Kulturwandel ist fällig
Die Pandemie war ein Feldversuch quer durch alle Branchen, der gerade in kleinen und mittleren Unternehmen die Offenheit vieler Personalverantwortlichen gefördert hat. Manch einer rieb sich die Augen: Vertrauen zahlt sich aus, die Arbeitsergebnisse leiden nicht – im Gegenteil.
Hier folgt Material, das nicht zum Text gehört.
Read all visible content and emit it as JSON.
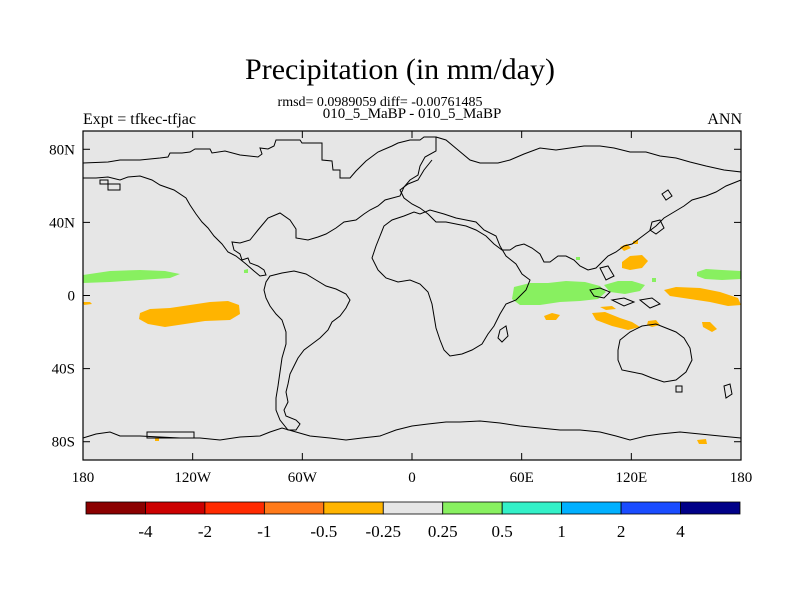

Selbstwirksamkeit hebt die Motivation und fördert die Identifikation mit dem Unternehmen. Umfragen dokumentieren ein Umdenken: Zwar wünschen sich nur die wenigsten Angestellten in Zukunft einen reinen Heimarbeitsplatz. Die meisten plädieren für einen Mix – allerdings mit höherem Homeoffice-Anteil als zuvor. Und vor allem: Sie hätten gerne Wahlfreiheit. Wo kann ich welche Tätigkeit am besten ausführen? Ich bin sicher: Jede und jeder hat dafür das nötige Gespür – es braucht kein Diktat.
Ein Kulturwandel ist fällig, auch um die Mitarbeiter der heranwachsenden Generation an sich binden zu können. Sie sind mündig und stellen Sinnfragen – sehr berechtigte, wie ich finde. Chefs, die nun wieder ihre Leute aus Gewohnheit oder auch Machtkalkül um sich scharen, um sie mit Top-Down-Erwartungen zu konfrontieren, können sich auf innere Kündigungen einstellen. Wie oft sind Menschen an Bord, die ihren Job eigentlich hassen, weil die Strukturen sie anöden? Und wie produktiv sind die noch? Es lohnt sich, hier einmal in Opportunitätskosten zu denken.
Loslegen im Kleinen
Wir erleben bei Wildling täglich, wie viel Motivation es freisetzt, wenn man sagt: Ich vertraue Euch, ihr werdet Euren Arbeitsalltag schon organisieren können. Wie legt man los? Experimentell gelingt das ganz niederschwellig: Einfach probieren in kleinen Einheiten – mit zunächst begrenzter Laufzeit und ehrlicher Evaluation. Und wenn die Pionier-Abteilung im eigenen Unternehmen beim Thema „Freiheit“ ins Schwärmen kommt, wird der Rollout im gesamten Unternehmen sicherlich zum Selbstläufer.